York Central MP Rachael Maskell said she had unfortunately supported a number of women in this situation and she believed the law should be re-examined, with consideration for a reversal in the burden of proof.

She said the current law was failing women and girls and as a result perpetrators of sexual crime were emboldened to reoffend and women placed at further risk. “The issue rests on the police being able to evidence that non-consensual sex did occur, when the accused states that their actions were with consent. This is often interpreted by the police as one person’s word against another, despite forensic evidence being gathered.”

Rape Crisis UK said there were “serious failures” within the police and CPS in investigating and prosecuting rape and sexual assault.

“We are very concerned to see police routinely mis-apply the law on corroboration when deciding whether the case passes the evidential threshold for charge or referral to the CPS,” it said. “The requirement for corroborating evidence in sexual offences was abolished in 1994, and as such a credible account from a complainant can and should form the basis of a criminal prosecution.”

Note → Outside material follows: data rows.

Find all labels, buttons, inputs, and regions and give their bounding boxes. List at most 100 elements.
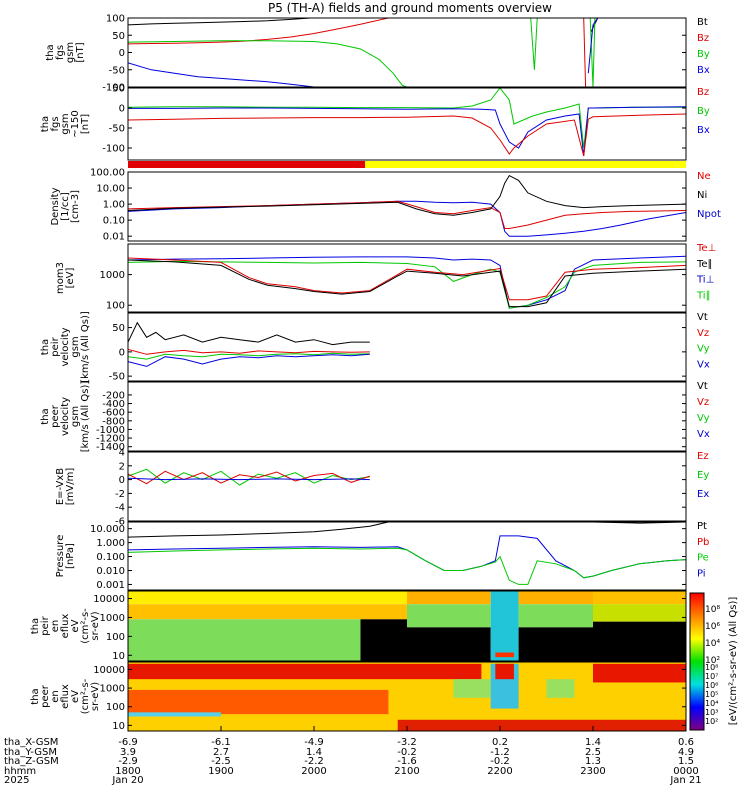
colorbar-tick-lower: 10⁸ — [705, 663, 718, 672]
xtick-label: Jan 20 — [111, 775, 143, 786]
heatmap-cell-8 — [546, 679, 575, 698]
series-Ni — [128, 174, 686, 216]
ytick-label: -6 — [115, 517, 125, 528]
ytick-label: 0.100 — [96, 552, 125, 563]
ytick-label: 0.010 — [96, 566, 125, 577]
series-Pi — [128, 535, 686, 579]
legend-Npot: Npot — [697, 209, 721, 220]
heatmap-cell-9 — [518, 591, 593, 605]
ylabel-line: peir — [40, 615, 51, 635]
ylabel-line: fgs — [55, 45, 66, 60]
legend-By: By — [697, 49, 710, 60]
panel-peer_spec: 10000 1000 100 10 tha peer en eflux eV (cm²-s-sr-… — [30, 661, 687, 732]
frame-efield — [127, 451, 687, 522]
ylabel-line: [nT] — [75, 42, 86, 62]
xtick-label: -4.9 — [304, 737, 324, 748]
ylabel-line: [nPa] — [65, 543, 76, 569]
series-Ex — [128, 477, 370, 481]
ytick-label: 1.000 — [96, 538, 125, 549]
heatmap-cell-12 — [593, 591, 686, 605]
ylabel-line: mom3 — [55, 262, 66, 294]
legend-By: By — [697, 106, 710, 117]
mode-bar — [128, 161, 686, 168]
ytick-label: 10000 — [93, 665, 125, 676]
colorbar-tick-lower: 10² — [705, 717, 718, 726]
series-Vz — [128, 348, 370, 355]
panel-peir_velocity: 50 0 -50 tha peir velocity gsm [km/s (All Qs)] V… — [40, 311, 710, 383]
series-Ti⊥ — [128, 255, 686, 309]
ytick-label: 1000 — [100, 270, 125, 281]
frame-temperature — [127, 243, 687, 313]
ylabel-line: fgs — [50, 116, 61, 131]
ylabel-line: (cm²-s- — [80, 608, 91, 644]
legend-Vz: Vz — [697, 397, 709, 408]
ytick-label: -1400 — [96, 442, 125, 453]
mode-bar-seg-1 — [365, 161, 686, 168]
series-Bz — [128, 18, 587, 87]
xtick-label: 1.5 — [678, 756, 694, 767]
xtick-label: -1.6 — [397, 756, 417, 767]
xtick-label: 2000 — [301, 766, 326, 777]
lines-pressure — [128, 522, 686, 585]
ytick-label: -50 — [109, 124, 125, 135]
ytick-label: 0.10 — [103, 216, 125, 227]
ylabel-line: eflux — [60, 684, 71, 709]
ylabel-line: sr-eV) — [90, 682, 101, 711]
axis-row-label: tha_Z-GSM — [4, 756, 59, 767]
ylabel-line: gsm — [70, 336, 81, 357]
heatmap-cell-5 — [407, 604, 491, 628]
heatmap-cell-8 — [495, 652, 514, 658]
legend-Ne: Ne — [697, 171, 711, 182]
frame-fgs_zoom — [127, 87, 687, 161]
heatmap-cell-0 — [128, 591, 407, 605]
mode-bar-seg-0 — [128, 161, 366, 168]
series-Vy — [128, 352, 370, 360]
heatmap-cell-10 — [518, 604, 593, 628]
ytick-label: 10 — [112, 651, 125, 662]
ytick-label: 100.00 — [90, 168, 125, 179]
ytick-label: -1000 — [96, 425, 125, 436]
ylabel-line: velocity — [60, 327, 71, 366]
colorbar-tick-lower: 10⁴ — [705, 699, 718, 708]
frame-peer_velocity — [127, 381, 687, 452]
ylabel-line: Pressure — [55, 535, 66, 578]
legend-Te⊥: Te⊥ — [696, 243, 716, 254]
series-Bt — [128, 18, 603, 33]
ytick-label: -100 — [102, 144, 125, 155]
ytick-label: 1.00 — [103, 200, 125, 211]
ylabel-line: gsm — [65, 42, 76, 63]
xtick-label: 3.9 — [120, 747, 136, 758]
ylabel-line: gsm — [60, 113, 71, 134]
lines-fgs — [128, 18, 603, 87]
xtick-label: -1.2 — [490, 747, 510, 758]
panel-temperature: 1000 100 mom3 [eV] Te⊥ Te∥ Ti⊥ Ti∥ — [55, 243, 716, 313]
heatmap-cell-14 — [593, 621, 686, 661]
colorbar-tick-lower: 10⁵ — [705, 690, 718, 699]
series-Ez — [128, 470, 370, 485]
ytick-label: -200 — [102, 390, 125, 401]
heatmap-cell-1 — [128, 663, 482, 680]
colorbar-tick: 10⁸ — [705, 605, 720, 615]
heatmap-cell-9 — [593, 663, 686, 683]
ytick-label: 1000 — [100, 613, 125, 624]
legend-Pb: Pb — [697, 537, 709, 548]
ytick-label: -2 — [115, 489, 125, 500]
ytick-label: -800 — [102, 416, 125, 427]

  • North Yorkshire Police was asked by The Press to respond to the woman’s concerns about its decision not to refer her case to the Crown Prosecution Service.

It said that help was available 24/7 to anyone in York and North Yorkshire who had been raped or sexually assaulted, and all victims would be treated with dignity and respect by North Yorkshire Police.

“We appreciate that telling the police what has happened takes great courage,” said a spokesperson for the force.

“Everyone who reports a rape or sexual assault to North Yorkshire Police is given support from a specially-trained officer.

“We also work very closely with other organisations to ensure victims receive the highest level of practical and emotional help.

“Rape is an extremely serious offence, and can be very complex to investigate.

“We work closely with the Crown Prosecution Service to make sure that the cases we present to them are as strong as possible.”

The spokesperson urged anyone who had been a victim of a sexual offence to report it to the police. “Although it is not always possible to put an offender before the courts, it is still important that you are offered specialist advice and support,” they said.

“Your information could also protect other victims, by allowing us to form a wider picture of offending.”